Tiger Scrimshaw Step 1 – 14/6/15
I chose to scrimshaw this because it’s unusual – just the tigers head and reflection are visible. I love the expression on its face and the wild whiskers.
This is how the Mammoth ivory looked before the surface was sanded. It weighed 350 grams.
The dimensions are 13.5cm x 14cm and after sanding it now weighs 225 grams.
This is the mammoth ivory with the picture stuck to the surface ready to be cut out.
5 hours later the outline and some detail has been cut with a scalpel and stippling.
Tiger Scrimshaw Step 2 – 18/6/15
7 hours later and the black stripes are finished. You can already tell that this scrimshaw is going to be something special. Now its time to add in the coloured areas to make it jump out of the frame.
Tiger Scrimshaw Step 3 – 19/6/15
9 hours later and the tigers head is scrimshawed; the piece is starting to take shape. The more detail you put in when cutting the basic outline, the easier it is when it comes to adding intricate details. Next to be done is the reflection.
Tiger Scrimshaw Step 4 – 21/6/15
11 hours later and the foreground reflection is done. Next to be scrimshawed is the background details above and to the sides of the tiger.
Tiger Scrimshaw Step 5 – 24/6/15
6 hours later and the background areas above and to sides of the tiger are finished. Next the water reflection on either side of the tigers face. It’s almost finished. At this point, I usually begin to plan a design for the base.

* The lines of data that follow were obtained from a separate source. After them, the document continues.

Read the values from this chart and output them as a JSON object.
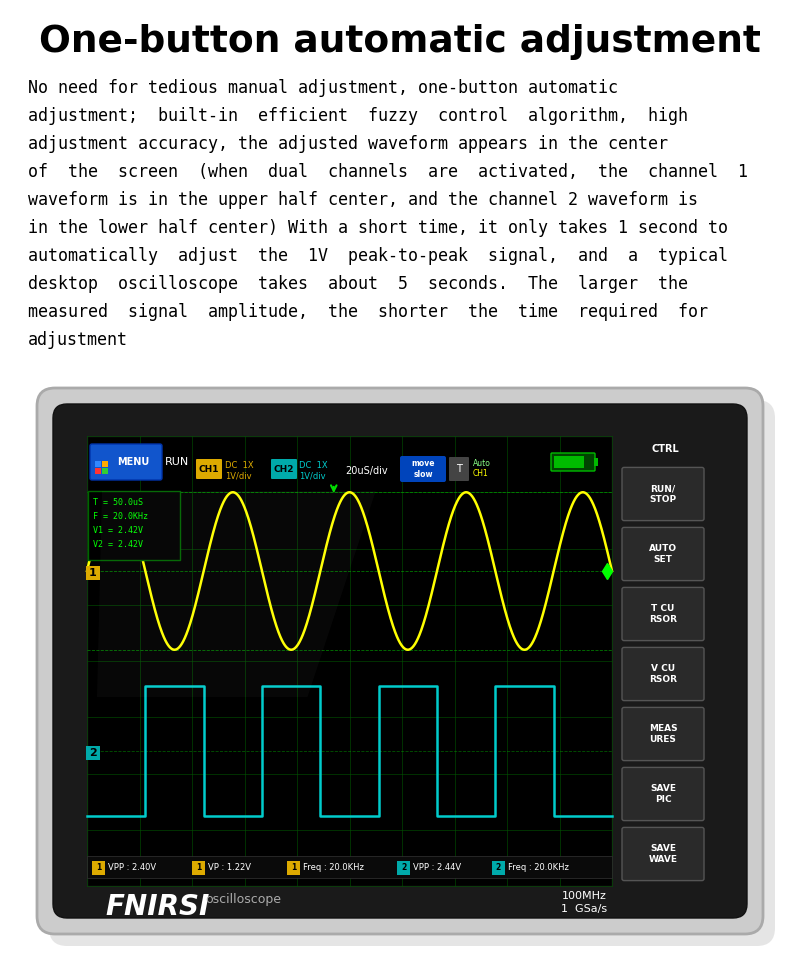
{
  "title": "One-button automatic adjustment",
  "body_text": "No need for tedious manual adjustment, one-button automatic adjustment; built-in efficient fuzzy control algorithm, high adjustment accuracy, the adjusted waveform appears in the center of the screen (when dual channels are activated, the channel 1 waveform is in the upper half center, and the channel 2 waveform is in the lower half center) With a short time, it only takes 1 second to automatically adjust the 1V peak-to-peak signal, and a typical desktop oscilloscope takes about 5 seconds. The larger the measured signal amplitude, the shorter the time required for adjustment",
  "bg_color": "#ffffff",
  "title_color": "#000000",
  "body_color": "#000000",
  "ch1_color": "#ffff00",
  "ch2_color": "#00cccc",
  "grid_color": "#005500",
  "device_outer_color": "#cccccc",
  "device_inner_color": "#1a1a1a",
  "screen_color": "#000000",
  "btn_bg": "#2a2a2a",
  "btn_border": "#555555",
  "menu_color": "#1155cc",
  "ch1_badge": "#ddaa00",
  "ch2_badge": "#00aaaa",
  "info_text": "#00ff00",
  "meas_bar_bg": "#0a0a0a",
  "body_lines": [
    "No need for tedious manual adjustment, one-button automatic",
    "adjustment;  built-in  efficient  fuzzy  control  algorithm,  high",
    "adjustment accuracy, the adjusted waveform appears in the center",
    "of  the  screen  (when  dual  channels  are  activated,  the  channel  1",
    "waveform is in the upper half center, and the channel 2 waveform is",
    "in the lower half center) With a short time, it only takes 1 second to",
    "automatically  adjust  the  1V  peak-to-peak  signal,  and  a  typical",
    "desktop  oscilloscope  takes  about  5  seconds.  The  larger  the",
    "measured  signal  amplitude,  the  shorter  the  time  required  for",
    "adjustment"
  ],
  "buttons": [
    "RUN/\nSTOP",
    "AUTO\nSET",
    "T CU\nRSOR",
    "V CU\nRSOR",
    "MEAS\nURES",
    "SAVE\nPIC",
    "SAVE\nWAVE"
  ],
  "info_lines": [
    "T = 50.0uS",
    "F = 20.0KHz",
    "V1 = 2.42V",
    "V2 = 2.42V"
  ],
  "meas_items": [
    {
      "badge": "1",
      "bcolor": "#ddaa00",
      "text": "VPP : 2.40V"
    },
    {
      "badge": "1",
      "bcolor": "#ddaa00",
      "text": "VP : 1.22V"
    },
    {
      "badge": "1",
      "bcolor": "#ddaa00",
      "text": "Freq : 20.0KHz"
    },
    {
      "badge": "2",
      "bcolor": "#00aaaa",
      "text": "VPP : 2.44V"
    },
    {
      "badge": "2",
      "bcolor": "#00aaaa",
      "text": "Freq : 20.0KHz"
    }
  ]
}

Tiger Scrimshaw Step 6 – 29/6/15
9 hours later and It’s finished. That brings the total scrimshawing time to 47 hours. The foreground reflection was quite easy to do because it doesn’t have much detail. This is where Randy’s stippling machine really shines; filling in the background hour after hour. Next comes the base.
I’m not sure what this wood is but its very hard. It measures 200mm x 100mm x 55mm.
I started off by marking the outline, then cutting it out with the bandsaw.
Next, using the sanding disk on my bench grinder it was shaped to the final design using 40 grit sanding disks and then 600 grit. Then it was sanded with the orbital sander and hand polished.
This is the finished base with holes pre-drilled to attach the name plate. Once I finished this base and had a good look at it I realized it was unbalanced so I altered the shape a few times until I was satisfied. The two pins set in the back of the name plate fit into the holes in the base with a little wood glue.
The base took a total of 6 hours to make, and the shape was altered a few times until I was satisfied with it.